Tuesday, November 4, 2008

God's Music


Gods' Music - The Japanese Folk Theatre of Iwami Kagura

Terence Lancashire

Florian Noetzel

351 pp.

ISBN 3-7959-0890-6


As is obvious by reading this blog, I am a big fan of Iwami Kagura, and there is precious little information about it in English.

However 2 weeks ago I came across this book published in 2006 and had to have it even though it's expensive, like all academic publications.

I devoured the book in one day, and will re-read more slowly several more time for sure.
It is almost like an encyclopedia, with a full list of the dances, words and texts to the songs, as well as musical notation for all the pieces. As reference material this alone is worth the high price of the book.

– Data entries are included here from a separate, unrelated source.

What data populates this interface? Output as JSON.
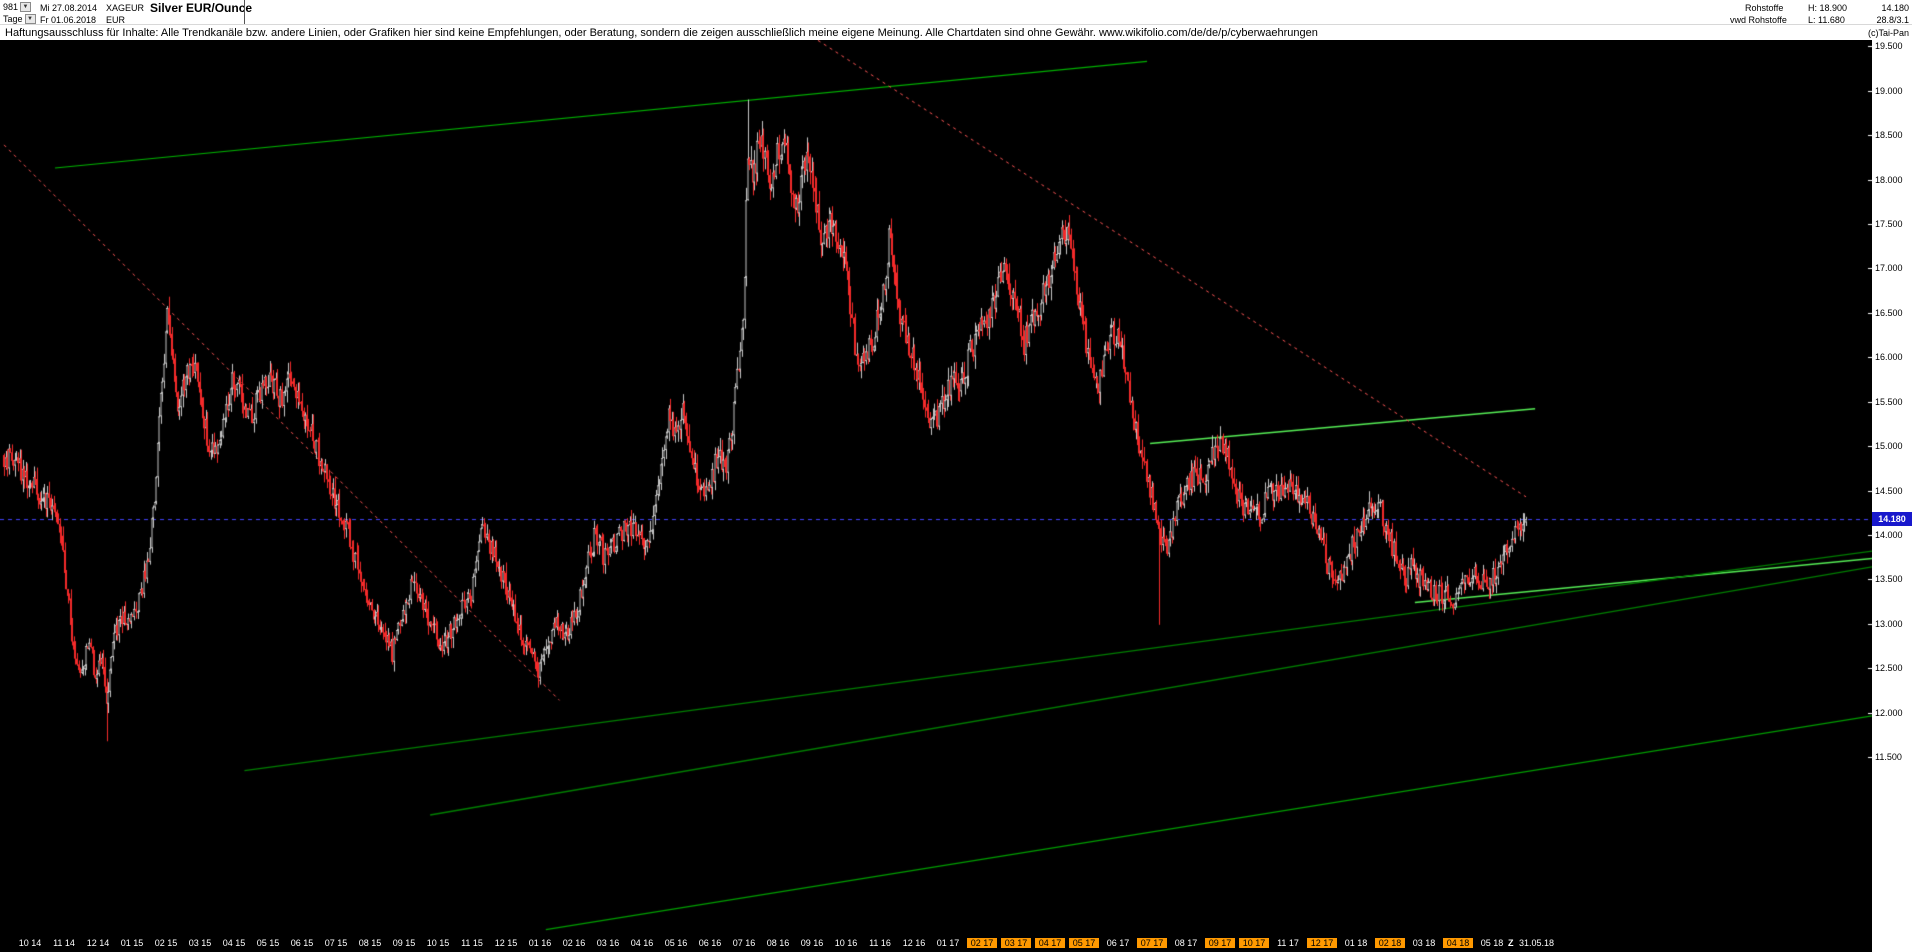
{
  "header": {
    "bar_count": "981",
    "anchor_date": "Mi 27.08.2014",
    "symbol": "XAGEUR",
    "title": "Silver EUR/Ounce",
    "timeframe": "Tage",
    "end_date": "Fr 01.06.2018",
    "currency": "EUR",
    "category": "Rohstoffe",
    "feed": "vwd Rohstoffe",
    "high_label": "H: 18.900",
    "low_label": "L: 11.680",
    "last_price": "14.180",
    "range_info": "28.8/3.1",
    "copyright": "(c)Tai-Pan"
  },
  "disclaimer": "Haftungsausschluss für Inhalte: Alle Trendkanäle bzw. andere Linien, oder Grafiken hier sind keine Empfehlungen, oder Beratung, sondern die zeigen ausschließlich meine eigene Meinung. Alle Chartdaten sind ohne Gewähr.  www.wikifolio.com/de/de/p/cyberwaehrungen",
  "chart_data": {
    "type": "candlestick",
    "title": "Silver EUR/Ounce",
    "instrument": "XAGEUR",
    "timeframe": "Tage",
    "period_start": "27.08.2014",
    "period_end": "01.06.2018",
    "bars": 981,
    "high": 18.9,
    "low": 11.68,
    "last": 14.18,
    "ylim": [
      9.5,
      19.57
    ],
    "yticks": [
      19.5,
      19.0,
      18.5,
      18.0,
      17.5,
      17.0,
      16.5,
      16.0,
      15.5,
      15.0,
      14.5,
      14.0,
      13.5,
      13.0,
      12.5,
      12.0,
      11.5
    ],
    "ytick_labels": [
      "19.500",
      "19.000",
      "18.500",
      "18.000",
      "17.500",
      "17.000",
      "16.500",
      "16.000",
      "15.500",
      "15.000",
      "14.500",
      "14.000",
      "13.500",
      "13.000",
      "12.500",
      "12.000",
      "11.500"
    ],
    "x_labels": [
      {
        "t": "10 14",
        "h": false
      },
      {
        "t": "11 14",
        "h": false
      },
      {
        "t": "12 14",
        "h": false
      },
      {
        "t": "01 15",
        "h": false
      },
      {
        "t": "02 15",
        "h": false
      },
      {
        "t": "03 15",
        "h": false
      },
      {
        "t": "04 15",
        "h": false
      },
      {
        "t": "05 15",
        "h": false
      },
      {
        "t": "06 15",
        "h": false
      },
      {
        "t": "07 15",
        "h": false
      },
      {
        "t": "08 15",
        "h": false
      },
      {
        "t": "09 15",
        "h": false
      },
      {
        "t": "10 15",
        "h": false
      },
      {
        "t": "11 15",
        "h": false
      },
      {
        "t": "12 15",
        "h": false
      },
      {
        "t": "01 16",
        "h": false
      },
      {
        "t": "02 16",
        "h": false
      },
      {
        "t": "03 16",
        "h": false
      },
      {
        "t": "04 16",
        "h": false
      },
      {
        "t": "05 16",
        "h": false
      },
      {
        "t": "06 16",
        "h": false
      },
      {
        "t": "07 16",
        "h": false
      },
      {
        "t": "08 16",
        "h": false
      },
      {
        "t": "09 16",
        "h": false
      },
      {
        "t": "10 16",
        "h": false
      },
      {
        "t": "11 16",
        "h": false
      },
      {
        "t": "12 16",
        "h": false
      },
      {
        "t": "01 17",
        "h": false
      },
      {
        "t": "02 17",
        "h": true
      },
      {
        "t": "03 17",
        "h": true
      },
      {
        "t": "04 17",
        "h": true
      },
      {
        "t": "05 17",
        "h": true
      },
      {
        "t": "06 17",
        "h": false
      },
      {
        "t": "07 17",
        "h": true
      },
      {
        "t": "08 17",
        "h": false
      },
      {
        "t": "09 17",
        "h": true
      },
      {
        "t": "10 17",
        "h": true
      },
      {
        "t": "11 17",
        "h": false
      },
      {
        "t": "12 17",
        "h": true
      },
      {
        "t": "01 18",
        "h": false
      },
      {
        "t": "02 18",
        "h": true
      },
      {
        "t": "03 18",
        "h": false
      },
      {
        "t": "04 18",
        "h": true
      },
      {
        "t": "05 18",
        "h": false
      }
    ],
    "end_marker": "Z",
    "end_date_label": "31.05.18",
    "last_price_line": {
      "price": 14.18,
      "color": "#4444ff",
      "label": "14.180",
      "bg": "#1818cc"
    },
    "trendlines": [
      {
        "t1": 0.0335,
        "p1": 18.13,
        "t2": 0.751,
        "p2": 19.33,
        "color": "#00b300",
        "dash": false,
        "w": 1.2
      },
      {
        "t1": 0.753,
        "p1": 15.03,
        "t2": 1.006,
        "p2": 15.42,
        "color": "#55ee55",
        "dash": false,
        "w": 1.5
      },
      {
        "t1": 0.927,
        "p1": 13.24,
        "t2": 1.254,
        "p2": 13.78,
        "color": "#55ee55",
        "dash": false,
        "w": 1.5
      },
      {
        "t1": 0.158,
        "p1": 11.35,
        "t2": 1.254,
        "p2": 13.88,
        "color": "#008000",
        "dash": false,
        "w": 1.3
      },
      {
        "t1": 0.28,
        "p1": 10.85,
        "t2": 1.254,
        "p2": 13.72,
        "color": "#008000",
        "dash": false,
        "w": 1.3
      },
      {
        "t1": 0.356,
        "p1": 9.56,
        "t2": 1.254,
        "p2": 12.04,
        "color": "#00a000",
        "dash": false,
        "w": 1.3
      },
      {
        "t1": 0.0,
        "p1": 18.39,
        "t2": 0.365,
        "p2": 12.14,
        "color": "#ff5555",
        "dash": true,
        "w": 1
      },
      {
        "t1": 0.5,
        "p1": 19.95,
        "t2": 1.0,
        "p2": 14.43,
        "color": "#ff5555",
        "dash": true,
        "w": 1
      }
    ],
    "spikes": [
      {
        "t": 0.0677,
        "low": 11.68
      },
      {
        "t": 0.4888,
        "high": 18.9
      },
      {
        "t": 0.7595,
        "low": 12.99
      }
    ],
    "keypoints": [
      [
        0.0,
        14.9
      ],
      [
        0.0105,
        14.75
      ],
      [
        0.0237,
        14.45
      ],
      [
        0.0335,
        14.3
      ],
      [
        0.0381,
        13.9
      ],
      [
        0.0434,
        13.1
      ],
      [
        0.0486,
        12.35
      ],
      [
        0.0552,
        12.75
      ],
      [
        0.0604,
        12.45
      ],
      [
        0.065,
        12.55
      ],
      [
        0.0677,
        12.05
      ],
      [
        0.071,
        12.75
      ],
      [
        0.0762,
        13.1
      ],
      [
        0.0828,
        12.95
      ],
      [
        0.0894,
        13.3
      ],
      [
        0.0946,
        13.7
      ],
      [
        0.0992,
        14.5
      ],
      [
        0.1032,
        15.6
      ],
      [
        0.1071,
        16.5
      ],
      [
        0.1104,
        16.1
      ],
      [
        0.1143,
        15.45
      ],
      [
        0.1196,
        15.75
      ],
      [
        0.1248,
        15.9
      ],
      [
        0.1301,
        15.45
      ],
      [
        0.1347,
        15.05
      ],
      [
        0.1387,
        14.95
      ],
      [
        0.1446,
        15.35
      ],
      [
        0.1505,
        15.8
      ],
      [
        0.1564,
        15.5
      ],
      [
        0.163,
        15.35
      ],
      [
        0.1695,
        15.7
      ],
      [
        0.1748,
        15.8
      ],
      [
        0.1814,
        15.5
      ],
      [
        0.1879,
        15.8
      ],
      [
        0.1932,
        15.6
      ],
      [
        0.1985,
        15.35
      ],
      [
        0.205,
        15.0
      ],
      [
        0.2116,
        14.65
      ],
      [
        0.2182,
        14.35
      ],
      [
        0.2247,
        14.15
      ],
      [
        0.2313,
        13.7
      ],
      [
        0.2366,
        13.35
      ],
      [
        0.2418,
        13.15
      ],
      [
        0.2484,
        12.9
      ],
      [
        0.255,
        12.68
      ],
      [
        0.2615,
        13.1
      ],
      [
        0.2681,
        13.45
      ],
      [
        0.2747,
        13.2
      ],
      [
        0.2813,
        13.0
      ],
      [
        0.2878,
        12.72
      ],
      [
        0.2944,
        12.95
      ],
      [
        0.3009,
        13.15
      ],
      [
        0.3075,
        13.35
      ],
      [
        0.3128,
        14.1
      ],
      [
        0.3193,
        13.9
      ],
      [
        0.3259,
        13.6
      ],
      [
        0.3325,
        13.25
      ],
      [
        0.3391,
        12.9
      ],
      [
        0.3456,
        12.7
      ],
      [
        0.3509,
        12.48
      ],
      [
        0.3574,
        12.85
      ],
      [
        0.364,
        13.0
      ],
      [
        0.3706,
        12.9
      ],
      [
        0.3771,
        13.2
      ],
      [
        0.3837,
        13.75
      ],
      [
        0.389,
        14.05
      ],
      [
        0.3942,
        13.75
      ],
      [
        0.4008,
        13.9
      ],
      [
        0.4074,
        14.05
      ],
      [
        0.4139,
        14.1
      ],
      [
        0.4205,
        13.9
      ],
      [
        0.4271,
        14.15
      ],
      [
        0.4323,
        14.9
      ],
      [
        0.4363,
        15.35
      ],
      [
        0.4415,
        15.2
      ],
      [
        0.4455,
        15.38
      ],
      [
        0.4507,
        14.95
      ],
      [
        0.4573,
        14.5
      ],
      [
        0.4639,
        14.55
      ],
      [
        0.4691,
        14.9
      ],
      [
        0.4744,
        14.75
      ],
      [
        0.4783,
        15.15
      ],
      [
        0.4823,
        15.95
      ],
      [
        0.4862,
        16.55
      ],
      [
        0.4888,
        18.35
      ],
      [
        0.4928,
        18.05
      ],
      [
        0.4967,
        18.5
      ],
      [
        0.5007,
        18.15
      ],
      [
        0.5046,
        17.95
      ],
      [
        0.5085,
        18.3
      ],
      [
        0.5132,
        18.55
      ],
      [
        0.5171,
        18.0
      ],
      [
        0.521,
        17.65
      ],
      [
        0.525,
        18.1
      ],
      [
        0.5289,
        18.3
      ],
      [
        0.5335,
        17.75
      ],
      [
        0.5375,
        17.25
      ],
      [
        0.5427,
        17.5
      ],
      [
        0.548,
        17.3
      ],
      [
        0.5533,
        17.05
      ],
      [
        0.5572,
        16.35
      ],
      [
        0.5611,
        15.9
      ],
      [
        0.5664,
        16.05
      ],
      [
        0.5717,
        16.25
      ],
      [
        0.5756,
        16.55
      ],
      [
        0.5795,
        16.95
      ],
      [
        0.5822,
        17.4
      ],
      [
        0.5861,
        16.75
      ],
      [
        0.5901,
        16.35
      ],
      [
        0.594,
        16.15
      ],
      [
        0.598,
        15.95
      ],
      [
        0.6032,
        15.55
      ],
      [
        0.6085,
        15.25
      ],
      [
        0.6137,
        15.35
      ],
      [
        0.619,
        15.55
      ],
      [
        0.6242,
        15.8
      ],
      [
        0.6295,
        15.7
      ],
      [
        0.6347,
        16.05
      ],
      [
        0.64,
        16.25
      ],
      [
        0.6452,
        16.4
      ],
      [
        0.6505,
        16.65
      ],
      [
        0.6544,
        16.95
      ],
      [
        0.6584,
        17.05
      ],
      [
        0.6623,
        16.7
      ],
      [
        0.6663,
        16.5
      ],
      [
        0.6702,
        16.15
      ],
      [
        0.6754,
        16.4
      ],
      [
        0.6807,
        16.6
      ],
      [
        0.686,
        16.85
      ],
      [
        0.6912,
        17.1
      ],
      [
        0.6958,
        17.45
      ],
      [
        0.6998,
        17.35
      ],
      [
        0.7037,
        17.0
      ],
      [
        0.7076,
        16.5
      ],
      [
        0.7116,
        16.1
      ],
      [
        0.7155,
        15.8
      ],
      [
        0.7195,
        15.7
      ],
      [
        0.7234,
        16.0
      ],
      [
        0.728,
        16.3
      ],
      [
        0.732,
        16.2
      ],
      [
        0.7366,
        15.85
      ],
      [
        0.7405,
        15.5
      ],
      [
        0.7444,
        15.1
      ],
      [
        0.7484,
        14.85
      ],
      [
        0.7523,
        14.55
      ],
      [
        0.7563,
        14.3
      ],
      [
        0.7595,
        13.95
      ],
      [
        0.7635,
        13.85
      ],
      [
        0.7674,
        14.1
      ],
      [
        0.7727,
        14.4
      ],
      [
        0.7779,
        14.55
      ],
      [
        0.7832,
        14.7
      ],
      [
        0.7884,
        14.65
      ],
      [
        0.7937,
        14.9
      ],
      [
        0.799,
        15.1
      ],
      [
        0.8042,
        14.9
      ],
      [
        0.8095,
        14.5
      ],
      [
        0.8147,
        14.3
      ],
      [
        0.82,
        14.4
      ],
      [
        0.8252,
        14.2
      ],
      [
        0.8305,
        14.5
      ],
      [
        0.8357,
        14.45
      ],
      [
        0.841,
        14.55
      ],
      [
        0.8463,
        14.5
      ],
      [
        0.8515,
        14.4
      ],
      [
        0.8568,
        14.3
      ],
      [
        0.8607,
        14.15
      ],
      [
        0.8647,
        13.95
      ],
      [
        0.8699,
        13.65
      ],
      [
        0.8752,
        13.45
      ],
      [
        0.8804,
        13.6
      ],
      [
        0.8844,
        13.8
      ],
      [
        0.8883,
        14.0
      ],
      [
        0.8936,
        14.2
      ],
      [
        0.8988,
        14.4
      ],
      [
        0.9041,
        14.3
      ],
      [
        0.908,
        14.1
      ],
      [
        0.912,
        13.9
      ],
      [
        0.9172,
        13.6
      ],
      [
        0.9212,
        13.5
      ],
      [
        0.9251,
        13.65
      ],
      [
        0.9304,
        13.5
      ],
      [
        0.9356,
        13.4
      ],
      [
        0.9409,
        13.3
      ],
      [
        0.9461,
        13.35
      ],
      [
        0.9514,
        13.28
      ],
      [
        0.9566,
        13.35
      ],
      [
        0.9619,
        13.5
      ],
      [
        0.9672,
        13.55
      ],
      [
        0.9724,
        13.45
      ],
      [
        0.9777,
        13.5
      ],
      [
        0.9829,
        13.7
      ],
      [
        0.9882,
        13.9
      ],
      [
        0.9934,
        14.05
      ],
      [
        1.0,
        14.18
      ]
    ],
    "colors": {
      "bg": "#000000",
      "up": "#c6c6c6",
      "up_fill": "#000000",
      "down": "#f52a2a",
      "axis_text": "#ffffff",
      "highlight": "#ff9900"
    }
  }
}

The book is really outstanding when it comes to history. The Iwami kagura tradition is transmitted orally, so the further one goes back in time the less sure we can be of anything, but as well as thoroughly surveying all the literature on Iwami kagura in the Japanese language, lancashire also applies his own research to other older materials. He looks at all the other kagura tradition in Japan and where they might have come from, as well as setting kagura within other musical and theatrical and religious practises.

For his research he was based in the Masuda City area, and so concerns himself most deeply with kagura as it is practised there, but writes frequently about the other traditions in Iwami, including the area I live in with its' older Omoto Kagura tradition as well as the kagura traditions in neighboring Izumo, Hiroshima, and Yamaguchi.

The only minor quibble I have with the book is that the pohtos used don't really do justice to the dance.